Guterres a réaffirmé son appui entier aux efforts de médiation lancée par le Koweït, sous la conduite de son émir disparu, (Cheikh Sabah al-Ahmad al-Jaber al-Sabah) pour consolider le dialogue et résoudre les tensions entre les pays membres du Conseil de coopération du Golfe.
Il a formulé l'espoir de voir ce différend résolu, prochainement, au moment où nous avons besoin d'unité pour faire face aux défis multiples qui secoue la région.
Le Koweït, qui déploie des efforts de médiation entre les protagonistes de la crise, n'est pas parvenu, jusqu’à présent, à réaliser une percée, à même de rétablir la situation ante-crise entre les six pays du Golfe : le Qatar, l'Arabie Saoudite, les Emirats, le Koweït, le Bahreïn et le Sultanat d'Oman.
Guterres a, par ailleurs, insisté dans son intervention sur l'importance que revêt la « préservation du plan d'action global commun, en tant qu’outil important pour lutter contre la propagation nucléaire et pour le renforcement de la sécurité régionale ».

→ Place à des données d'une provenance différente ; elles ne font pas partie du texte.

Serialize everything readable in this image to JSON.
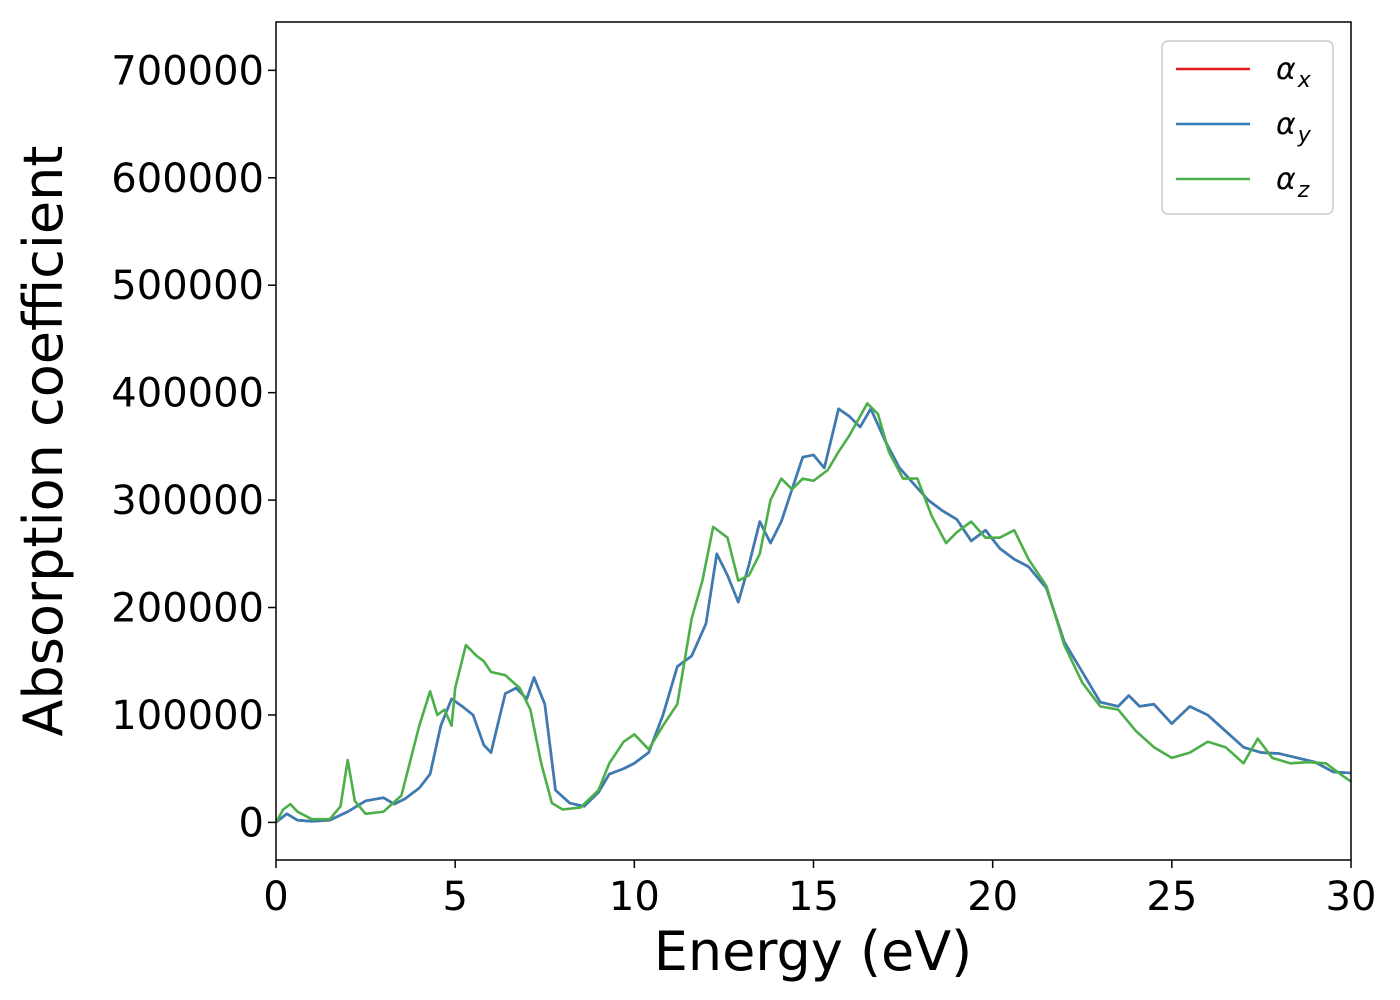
{
  "chart_data": {
    "type": "line",
    "xlabel": "Energy (eV)",
    "ylabel": "Absorption coefficient",
    "xlim": [
      0,
      30
    ],
    "ylim": [
      -35000,
      745000
    ],
    "xticks": [
      0,
      5,
      10,
      15,
      20,
      25,
      30
    ],
    "xtick_labels": [
      "0",
      "5",
      "10",
      "15",
      "20",
      "25",
      "30"
    ],
    "yticks": [
      0,
      100000,
      200000,
      300000,
      400000,
      500000,
      600000,
      700000
    ],
    "ytick_labels": [
      "0",
      "100000",
      "200000",
      "300000",
      "400000",
      "500000",
      "600000",
      "700000"
    ],
    "grid": false,
    "legend": "top-right",
    "series": [
      {
        "name": "α_x",
        "legend_base": "α",
        "legend_sub": "x",
        "color": "#e41a1c",
        "x": [
          0,
          0.3,
          0.6,
          1,
          1.5,
          2,
          2.5,
          3,
          3.3,
          3.6,
          4,
          4.3,
          4.6,
          4.9,
          5.2,
          5.5,
          5.8,
          6.0,
          6.4,
          6.7,
          7.0,
          7.2,
          7.5,
          7.8,
          8.2,
          8.6,
          9.0,
          9.3,
          9.7,
          10,
          10.4,
          10.8,
          11.2,
          11.6,
          12.0,
          12.3,
          12.6,
          12.9,
          13.2,
          13.5,
          13.8,
          14.1,
          14.4,
          14.7,
          15.0,
          15.3,
          15.7,
          16.0,
          16.3,
          16.6,
          17.0,
          17.4,
          17.8,
          18.2,
          18.6,
          19.0,
          19.4,
          19.8,
          20.2,
          20.6,
          21.0,
          21.5,
          22.0,
          22.5,
          23.0,
          23.5,
          23.8,
          24.1,
          24.5,
          25.0,
          25.5,
          26.0,
          26.5,
          27.0,
          27.5,
          28.0,
          28.5,
          29.0,
          29.5,
          30.0
        ],
        "y": [
          0,
          8000,
          2000,
          1000,
          2000,
          10000,
          20000,
          23000,
          17000,
          22000,
          32000,
          45000,
          90000,
          115000,
          108000,
          100000,
          72000,
          65000,
          120000,
          125000,
          115000,
          135000,
          110000,
          30000,
          18000,
          15000,
          28000,
          45000,
          50000,
          55000,
          65000,
          100000,
          145000,
          155000,
          185000,
          250000,
          230000,
          205000,
          240000,
          280000,
          260000,
          280000,
          310000,
          340000,
          342000,
          330000,
          385000,
          378000,
          368000,
          385000,
          355000,
          330000,
          315000,
          300000,
          290000,
          282000,
          262000,
          272000,
          255000,
          245000,
          238000,
          218000,
          168000,
          140000,
          112000,
          108000,
          118000,
          108000,
          110000,
          92000,
          108000,
          100000,
          85000,
          70000,
          65000,
          64000,
          60000,
          56000,
          47000,
          46000
        ]
      },
      {
        "name": "α_y",
        "legend_base": "α",
        "legend_sub": "y",
        "color": "#377eb8",
        "x": [
          0,
          0.3,
          0.6,
          1,
          1.5,
          2,
          2.5,
          3,
          3.3,
          3.6,
          4,
          4.3,
          4.6,
          4.9,
          5.2,
          5.5,
          5.8,
          6.0,
          6.4,
          6.7,
          7.0,
          7.2,
          7.5,
          7.8,
          8.2,
          8.6,
          9.0,
          9.3,
          9.7,
          10,
          10.4,
          10.8,
          11.2,
          11.6,
          12.0,
          12.3,
          12.6,
          12.9,
          13.2,
          13.5,
          13.8,
          14.1,
          14.4,
          14.7,
          15.0,
          15.3,
          15.7,
          16.0,
          16.3,
          16.6,
          17.0,
          17.4,
          17.8,
          18.2,
          18.6,
          19.0,
          19.4,
          19.8,
          20.2,
          20.6,
          21.0,
          21.5,
          22.0,
          22.5,
          23.0,
          23.5,
          23.8,
          24.1,
          24.5,
          25.0,
          25.5,
          26.0,
          26.5,
          27.0,
          27.5,
          28.0,
          28.5,
          29.0,
          29.5,
          30.0
        ],
        "y": [
          0,
          8000,
          2000,
          1000,
          2000,
          10000,
          20000,
          23000,
          17000,
          22000,
          32000,
          45000,
          90000,
          115000,
          108000,
          100000,
          72000,
          65000,
          120000,
          125000,
          115000,
          135000,
          110000,
          30000,
          18000,
          15000,
          28000,
          45000,
          50000,
          55000,
          65000,
          100000,
          145000,
          155000,
          185000,
          250000,
          230000,
          205000,
          240000,
          280000,
          260000,
          280000,
          310000,
          340000,
          342000,
          330000,
          385000,
          378000,
          368000,
          385000,
          355000,
          330000,
          315000,
          300000,
          290000,
          282000,
          262000,
          272000,
          255000,
          245000,
          238000,
          218000,
          168000,
          140000,
          112000,
          108000,
          118000,
          108000,
          110000,
          92000,
          108000,
          100000,
          85000,
          70000,
          65000,
          64000,
          60000,
          56000,
          47000,
          46000
        ]
      },
      {
        "name": "α_z",
        "legend_base": "α",
        "legend_sub": "z",
        "color": "#4daf4a",
        "x": [
          0,
          0.2,
          0.4,
          0.6,
          1,
          1.5,
          1.8,
          2.0,
          2.2,
          2.5,
          3,
          3.5,
          4.0,
          4.3,
          4.5,
          4.7,
          4.9,
          5.0,
          5.3,
          5.6,
          5.8,
          6.0,
          6.4,
          6.8,
          7.1,
          7.4,
          7.7,
          8.0,
          8.5,
          9.0,
          9.3,
          9.7,
          10.0,
          10.4,
          10.8,
          11.2,
          11.6,
          11.9,
          12.2,
          12.6,
          12.9,
          13.2,
          13.5,
          13.8,
          14.1,
          14.4,
          14.7,
          15.0,
          15.4,
          15.7,
          16.0,
          16.3,
          16.5,
          16.8,
          17.1,
          17.5,
          17.9,
          18.3,
          18.7,
          19.0,
          19.4,
          19.8,
          20.2,
          20.6,
          21.0,
          21.5,
          22.0,
          22.5,
          23.0,
          23.5,
          24.0,
          24.5,
          25.0,
          25.5,
          26.0,
          26.5,
          27.0,
          27.4,
          27.8,
          28.3,
          28.8,
          29.3,
          29.7,
          30.0
        ],
        "y": [
          0,
          12000,
          17000,
          10000,
          3000,
          3000,
          15000,
          58000,
          20000,
          8000,
          10000,
          25000,
          90000,
          122000,
          100000,
          105000,
          90000,
          125000,
          165000,
          155000,
          150000,
          140000,
          137000,
          125000,
          105000,
          55000,
          18000,
          12000,
          14000,
          30000,
          55000,
          75000,
          82000,
          68000,
          90000,
          110000,
          190000,
          225000,
          275000,
          265000,
          225000,
          230000,
          250000,
          300000,
          320000,
          310000,
          320000,
          318000,
          328000,
          345000,
          360000,
          378000,
          390000,
          380000,
          345000,
          320000,
          320000,
          285000,
          260000,
          270000,
          280000,
          265000,
          265000,
          272000,
          245000,
          220000,
          165000,
          130000,
          108000,
          105000,
          85000,
          70000,
          60000,
          65000,
          75000,
          70000,
          55000,
          78000,
          60000,
          55000,
          56000,
          55000,
          45000,
          38000
        ]
      }
    ]
  }
}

Ce plan consiste en un accord conclu entre l'Iran et les pays du Groupe « 5+1 », en l'occurrence les cinq pays, membres permanents du Conseil de sécurité, (La Russie, le Royaume-Uni, la Chine, les Etats-Unis et la France) et l'Allemagne.
Les Etats-Unis s'étaient retirés, en mai 2018, de l'accord conclu en 2015 et infligé de sévères sanctions économiques à Téhéran, pour la contraindre à reprendre les négociations sur son programme nucléaire.
L'accord, qui a été conclu au mois de juillet 2015, prévoit l'engagement de Téhéran à renoncer, pour une durée d'au moins 10 ans, à des parties vitales de son programme nucléaire, dans l'objectif de l'empêcher de s'approprier les capacités à même de développer des armes nucléaires, le tout en contrepartie de lever les sanctions qui lui étaient imposées.